The goal is to change the mindset of vendors in the SCADA industry that still rely on simple username and password combinations to secure industrial control systems. Such systems power much of the critical infrastructure that runs modern economies, but often don’t enforce proper security controls, he said.

Proper security controls could include requirements that users change the default password after first use and to use a password that is complex: combining letters, numbers and special symbols.

Instead, however, most firms that make SCADA software operate from a “if it works, don’t touch it” principle, Gordeychik said. “Sometimes they even do not have information about different features of control devices, such as ‘SMS management,’ he said.

The researchers gathered information on the passwords from open sources such as the vendor’s documentation or known password lists. While most of the products include features for changing default administrative passwords, the practical reality is that many of the passwords are not updated, for fear of disruptions.

The passwords released are not written into the software – or “hardcoded,” though Gordeychik said there are plenty of hard coded passwords that have been uncovered by SCADA Strangelove researchers (and others) as well.

Gordeychik said that the list of default credentials shouldn’t be considered a list of “vulnerabilities” in SCADA. However, retiring default credentials and requiring strong passwords is the first and easiest step to securing deployments of SCADA systems. More sophisticated attacks that leverage software vulnerabilities are unnecessary when attackers can simply log into a device using administrator credentials and make changes to its configuration.

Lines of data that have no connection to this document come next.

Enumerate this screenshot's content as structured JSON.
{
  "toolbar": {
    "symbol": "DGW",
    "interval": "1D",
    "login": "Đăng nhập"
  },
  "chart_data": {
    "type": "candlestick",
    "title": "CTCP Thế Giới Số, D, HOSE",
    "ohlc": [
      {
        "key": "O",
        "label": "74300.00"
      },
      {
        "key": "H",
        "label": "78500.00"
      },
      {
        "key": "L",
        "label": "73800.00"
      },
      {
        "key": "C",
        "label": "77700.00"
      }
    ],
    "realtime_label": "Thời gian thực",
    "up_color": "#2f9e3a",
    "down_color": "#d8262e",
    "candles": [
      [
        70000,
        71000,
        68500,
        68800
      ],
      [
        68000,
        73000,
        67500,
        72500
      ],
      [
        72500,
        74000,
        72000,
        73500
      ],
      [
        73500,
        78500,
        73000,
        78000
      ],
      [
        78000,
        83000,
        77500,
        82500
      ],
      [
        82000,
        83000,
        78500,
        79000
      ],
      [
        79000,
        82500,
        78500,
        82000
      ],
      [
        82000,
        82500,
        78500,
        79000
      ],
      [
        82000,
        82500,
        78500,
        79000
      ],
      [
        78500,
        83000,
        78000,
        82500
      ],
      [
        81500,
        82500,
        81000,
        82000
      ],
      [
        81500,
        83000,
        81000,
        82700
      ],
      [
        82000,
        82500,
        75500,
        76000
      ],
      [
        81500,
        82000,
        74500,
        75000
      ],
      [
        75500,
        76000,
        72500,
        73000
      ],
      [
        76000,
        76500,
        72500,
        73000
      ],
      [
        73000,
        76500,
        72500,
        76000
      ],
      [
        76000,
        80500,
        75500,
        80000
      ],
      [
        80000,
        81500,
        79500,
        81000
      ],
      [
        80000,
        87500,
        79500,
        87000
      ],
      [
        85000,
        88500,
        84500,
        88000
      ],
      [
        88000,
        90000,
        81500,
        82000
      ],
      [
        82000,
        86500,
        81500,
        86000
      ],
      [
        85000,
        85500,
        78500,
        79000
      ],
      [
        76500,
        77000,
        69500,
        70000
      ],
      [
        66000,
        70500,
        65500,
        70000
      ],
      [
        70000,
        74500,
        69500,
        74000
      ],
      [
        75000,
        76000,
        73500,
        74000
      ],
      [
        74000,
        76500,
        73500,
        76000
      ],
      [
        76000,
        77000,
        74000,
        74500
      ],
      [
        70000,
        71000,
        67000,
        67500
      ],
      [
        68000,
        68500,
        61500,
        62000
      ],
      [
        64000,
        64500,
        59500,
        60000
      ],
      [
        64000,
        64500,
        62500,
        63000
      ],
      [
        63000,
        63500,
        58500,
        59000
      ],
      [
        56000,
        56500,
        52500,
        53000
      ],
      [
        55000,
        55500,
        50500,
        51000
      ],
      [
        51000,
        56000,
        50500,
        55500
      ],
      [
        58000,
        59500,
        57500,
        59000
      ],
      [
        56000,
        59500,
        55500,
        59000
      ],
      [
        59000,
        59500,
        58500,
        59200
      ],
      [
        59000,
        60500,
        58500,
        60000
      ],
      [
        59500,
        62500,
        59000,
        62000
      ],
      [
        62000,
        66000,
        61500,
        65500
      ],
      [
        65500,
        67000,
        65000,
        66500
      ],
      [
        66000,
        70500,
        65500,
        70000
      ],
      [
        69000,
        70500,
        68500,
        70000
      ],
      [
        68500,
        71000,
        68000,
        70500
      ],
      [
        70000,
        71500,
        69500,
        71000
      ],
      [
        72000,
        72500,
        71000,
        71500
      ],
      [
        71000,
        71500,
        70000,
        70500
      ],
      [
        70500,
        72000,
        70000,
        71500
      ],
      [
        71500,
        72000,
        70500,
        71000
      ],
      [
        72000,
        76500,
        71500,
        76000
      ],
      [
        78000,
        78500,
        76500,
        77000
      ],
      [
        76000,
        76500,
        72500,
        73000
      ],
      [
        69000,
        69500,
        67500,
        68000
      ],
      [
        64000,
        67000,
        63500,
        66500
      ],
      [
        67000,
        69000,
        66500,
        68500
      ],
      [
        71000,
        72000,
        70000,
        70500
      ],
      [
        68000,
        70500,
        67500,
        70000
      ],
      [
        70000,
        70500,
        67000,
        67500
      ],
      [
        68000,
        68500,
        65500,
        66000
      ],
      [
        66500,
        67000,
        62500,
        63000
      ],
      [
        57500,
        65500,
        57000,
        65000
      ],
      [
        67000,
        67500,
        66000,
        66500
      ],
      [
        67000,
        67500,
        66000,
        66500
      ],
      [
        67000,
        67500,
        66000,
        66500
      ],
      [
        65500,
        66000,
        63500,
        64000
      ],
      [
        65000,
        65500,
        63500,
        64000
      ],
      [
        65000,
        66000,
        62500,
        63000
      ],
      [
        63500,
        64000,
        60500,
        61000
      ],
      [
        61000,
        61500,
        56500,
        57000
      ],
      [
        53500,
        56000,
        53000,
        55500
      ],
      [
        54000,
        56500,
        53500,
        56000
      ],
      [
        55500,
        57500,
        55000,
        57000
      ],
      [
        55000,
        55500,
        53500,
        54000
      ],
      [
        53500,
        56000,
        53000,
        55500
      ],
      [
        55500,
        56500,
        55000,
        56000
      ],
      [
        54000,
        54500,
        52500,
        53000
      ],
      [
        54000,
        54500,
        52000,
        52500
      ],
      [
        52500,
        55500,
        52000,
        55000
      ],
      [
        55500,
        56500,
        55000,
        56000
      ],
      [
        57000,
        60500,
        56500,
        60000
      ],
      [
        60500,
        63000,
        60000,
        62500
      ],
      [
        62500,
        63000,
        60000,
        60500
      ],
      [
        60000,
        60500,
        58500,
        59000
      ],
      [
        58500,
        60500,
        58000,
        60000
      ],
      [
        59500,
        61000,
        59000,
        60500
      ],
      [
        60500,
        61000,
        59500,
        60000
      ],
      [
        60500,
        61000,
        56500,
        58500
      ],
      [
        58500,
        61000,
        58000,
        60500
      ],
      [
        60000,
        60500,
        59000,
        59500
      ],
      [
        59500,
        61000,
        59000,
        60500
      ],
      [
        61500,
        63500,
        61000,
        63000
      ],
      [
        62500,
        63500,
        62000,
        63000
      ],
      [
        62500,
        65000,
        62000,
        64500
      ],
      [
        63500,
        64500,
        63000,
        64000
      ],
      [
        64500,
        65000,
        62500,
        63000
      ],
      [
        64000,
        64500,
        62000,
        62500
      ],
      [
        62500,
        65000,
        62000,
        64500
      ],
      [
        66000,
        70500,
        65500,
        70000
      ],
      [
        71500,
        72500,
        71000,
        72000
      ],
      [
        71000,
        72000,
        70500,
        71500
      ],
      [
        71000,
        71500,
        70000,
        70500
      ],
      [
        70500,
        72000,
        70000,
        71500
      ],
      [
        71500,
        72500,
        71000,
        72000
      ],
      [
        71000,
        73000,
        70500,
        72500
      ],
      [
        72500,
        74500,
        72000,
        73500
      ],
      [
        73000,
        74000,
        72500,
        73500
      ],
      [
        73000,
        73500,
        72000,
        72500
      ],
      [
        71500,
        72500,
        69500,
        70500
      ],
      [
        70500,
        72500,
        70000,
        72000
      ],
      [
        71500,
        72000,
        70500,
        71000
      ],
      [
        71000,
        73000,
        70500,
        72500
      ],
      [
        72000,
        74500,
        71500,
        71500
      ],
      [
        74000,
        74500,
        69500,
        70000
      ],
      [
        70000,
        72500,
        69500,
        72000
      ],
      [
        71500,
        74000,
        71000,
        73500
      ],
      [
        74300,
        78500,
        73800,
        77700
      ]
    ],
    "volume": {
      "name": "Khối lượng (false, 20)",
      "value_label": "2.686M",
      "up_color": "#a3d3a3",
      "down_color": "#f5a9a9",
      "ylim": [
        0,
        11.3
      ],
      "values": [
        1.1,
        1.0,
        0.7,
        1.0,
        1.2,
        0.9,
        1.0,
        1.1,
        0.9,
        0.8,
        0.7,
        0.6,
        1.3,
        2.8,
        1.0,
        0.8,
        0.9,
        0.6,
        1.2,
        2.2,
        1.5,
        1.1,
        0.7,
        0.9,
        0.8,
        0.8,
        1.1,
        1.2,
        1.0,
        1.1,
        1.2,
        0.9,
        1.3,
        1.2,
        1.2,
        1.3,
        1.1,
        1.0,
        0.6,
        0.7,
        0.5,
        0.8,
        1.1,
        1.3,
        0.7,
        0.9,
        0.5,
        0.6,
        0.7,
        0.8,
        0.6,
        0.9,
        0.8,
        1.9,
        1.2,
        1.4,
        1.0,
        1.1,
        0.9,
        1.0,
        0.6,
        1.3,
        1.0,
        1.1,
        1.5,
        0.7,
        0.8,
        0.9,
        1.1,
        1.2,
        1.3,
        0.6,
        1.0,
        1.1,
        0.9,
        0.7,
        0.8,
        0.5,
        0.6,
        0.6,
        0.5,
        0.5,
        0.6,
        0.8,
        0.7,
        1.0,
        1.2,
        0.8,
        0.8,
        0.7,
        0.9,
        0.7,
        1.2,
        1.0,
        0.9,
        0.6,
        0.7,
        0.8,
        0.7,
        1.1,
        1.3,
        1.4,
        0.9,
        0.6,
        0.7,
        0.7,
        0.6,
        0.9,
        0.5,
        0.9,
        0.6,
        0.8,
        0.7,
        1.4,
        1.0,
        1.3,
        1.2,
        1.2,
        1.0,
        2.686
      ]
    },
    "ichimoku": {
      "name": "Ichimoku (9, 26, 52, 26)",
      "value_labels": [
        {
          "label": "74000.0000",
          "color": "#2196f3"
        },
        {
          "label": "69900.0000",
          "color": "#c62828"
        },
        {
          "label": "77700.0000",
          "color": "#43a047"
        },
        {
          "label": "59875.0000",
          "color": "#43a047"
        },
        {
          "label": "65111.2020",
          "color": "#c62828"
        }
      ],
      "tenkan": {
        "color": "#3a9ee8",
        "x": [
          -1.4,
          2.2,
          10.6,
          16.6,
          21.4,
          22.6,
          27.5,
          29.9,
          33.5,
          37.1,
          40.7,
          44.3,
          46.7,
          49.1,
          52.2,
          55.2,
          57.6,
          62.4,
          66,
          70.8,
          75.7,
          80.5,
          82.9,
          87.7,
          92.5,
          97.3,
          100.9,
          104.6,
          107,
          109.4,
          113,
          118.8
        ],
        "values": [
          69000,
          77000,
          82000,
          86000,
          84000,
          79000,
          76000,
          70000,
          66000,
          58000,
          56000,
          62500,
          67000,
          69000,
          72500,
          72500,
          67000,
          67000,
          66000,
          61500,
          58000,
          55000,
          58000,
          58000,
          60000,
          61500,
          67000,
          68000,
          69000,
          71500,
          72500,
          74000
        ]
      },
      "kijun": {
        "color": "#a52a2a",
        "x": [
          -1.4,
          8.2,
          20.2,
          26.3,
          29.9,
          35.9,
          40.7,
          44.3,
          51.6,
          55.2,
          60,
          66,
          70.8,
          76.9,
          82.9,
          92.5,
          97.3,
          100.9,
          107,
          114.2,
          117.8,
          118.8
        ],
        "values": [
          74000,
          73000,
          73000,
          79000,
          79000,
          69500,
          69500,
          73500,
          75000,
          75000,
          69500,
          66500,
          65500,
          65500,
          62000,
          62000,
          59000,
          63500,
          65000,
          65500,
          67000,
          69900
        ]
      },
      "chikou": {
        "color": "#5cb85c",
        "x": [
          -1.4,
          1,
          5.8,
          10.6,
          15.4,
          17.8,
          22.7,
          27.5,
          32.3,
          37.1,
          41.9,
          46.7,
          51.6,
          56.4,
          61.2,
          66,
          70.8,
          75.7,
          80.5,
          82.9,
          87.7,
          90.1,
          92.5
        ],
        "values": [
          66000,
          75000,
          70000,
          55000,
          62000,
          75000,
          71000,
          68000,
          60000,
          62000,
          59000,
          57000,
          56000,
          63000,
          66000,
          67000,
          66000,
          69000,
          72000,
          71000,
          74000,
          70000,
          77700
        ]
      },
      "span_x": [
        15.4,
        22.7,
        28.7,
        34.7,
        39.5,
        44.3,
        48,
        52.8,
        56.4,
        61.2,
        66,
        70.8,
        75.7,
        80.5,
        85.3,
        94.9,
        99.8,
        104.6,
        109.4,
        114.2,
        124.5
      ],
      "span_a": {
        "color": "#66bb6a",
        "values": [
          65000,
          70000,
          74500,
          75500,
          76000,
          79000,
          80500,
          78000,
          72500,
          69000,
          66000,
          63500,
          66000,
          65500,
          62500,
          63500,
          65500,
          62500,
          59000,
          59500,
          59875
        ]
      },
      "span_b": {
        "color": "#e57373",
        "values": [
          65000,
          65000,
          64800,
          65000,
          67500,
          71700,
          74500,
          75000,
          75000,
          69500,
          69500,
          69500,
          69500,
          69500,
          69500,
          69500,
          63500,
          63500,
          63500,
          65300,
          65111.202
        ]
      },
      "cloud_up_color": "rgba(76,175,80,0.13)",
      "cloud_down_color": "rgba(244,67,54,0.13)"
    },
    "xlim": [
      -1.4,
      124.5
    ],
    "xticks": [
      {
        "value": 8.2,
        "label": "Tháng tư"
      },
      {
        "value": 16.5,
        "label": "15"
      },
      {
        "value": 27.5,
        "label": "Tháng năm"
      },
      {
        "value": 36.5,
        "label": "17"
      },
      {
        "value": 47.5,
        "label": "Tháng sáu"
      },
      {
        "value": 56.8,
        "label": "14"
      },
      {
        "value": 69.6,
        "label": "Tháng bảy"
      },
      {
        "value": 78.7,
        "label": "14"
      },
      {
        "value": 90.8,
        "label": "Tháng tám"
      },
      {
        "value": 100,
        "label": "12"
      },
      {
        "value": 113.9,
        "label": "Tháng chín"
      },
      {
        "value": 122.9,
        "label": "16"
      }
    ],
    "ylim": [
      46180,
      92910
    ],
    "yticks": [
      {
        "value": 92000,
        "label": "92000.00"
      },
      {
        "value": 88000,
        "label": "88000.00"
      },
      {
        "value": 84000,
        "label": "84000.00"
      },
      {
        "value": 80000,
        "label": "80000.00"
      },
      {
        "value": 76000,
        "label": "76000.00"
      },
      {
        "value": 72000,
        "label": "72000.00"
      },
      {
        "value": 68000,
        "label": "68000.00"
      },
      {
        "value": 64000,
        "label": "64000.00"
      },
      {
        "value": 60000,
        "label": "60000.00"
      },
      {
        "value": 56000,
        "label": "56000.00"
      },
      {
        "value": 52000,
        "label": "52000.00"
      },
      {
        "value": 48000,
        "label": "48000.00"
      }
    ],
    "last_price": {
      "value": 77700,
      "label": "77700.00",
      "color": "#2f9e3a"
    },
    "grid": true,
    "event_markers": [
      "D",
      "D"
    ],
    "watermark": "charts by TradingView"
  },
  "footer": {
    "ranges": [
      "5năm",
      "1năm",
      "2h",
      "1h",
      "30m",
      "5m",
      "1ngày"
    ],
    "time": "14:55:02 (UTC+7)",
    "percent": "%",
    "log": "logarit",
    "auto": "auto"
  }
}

“This is just an entry point. To mount an actual attack you need to understand (industrial) process etc.,” he noted, adding that “this is a good entry point for any attacker.”

Default passwords are a major security issues both within and outside the industrial control space. In October, for example, the firm Applied Risk found that security holes, including weak authentication, plagued widely used industrial equipment known as “power quality analyzers” and could enable remote attackers to disrupt or corrupt operations at firms across industries.

In August, Carnegie Mellon’s CERT reported that a hard coded firmware password could provide remote hackers with access to a wide range of home broadband routers.

The Department of Homeland Security has published a guide on configuring and managing remote access to industrial control systems that calls for “strong authentication” to secure such systems including the use of so-called “multi factor” authentication requiring a username, password and another piece of information.

2 Comments

  1. He’s wrong in his statement: “To mount an actual attack you need to understand (industrial) process etc.,”

    While that may be true if you are attacking with a purpose, it’s not going to keep the unsophisticated from still being able to create havoc. It’s a control system controller and very easy for the uninitiated to cause damage, even unintentionally.

    • Yeah – I see your point. I think his point is “just compromising a device isn’t necessarily enough to make bad things happen.” So, you can hack into the PLC, but you have to know about ladder logic, etc. to actually reprogram it (maliciously). But – yeah – just getting access may be enough for denial of service attacks or misappropriation of the infrastructure for nefarious purposes (watering hole attacks, spam runs, data theft, etc.)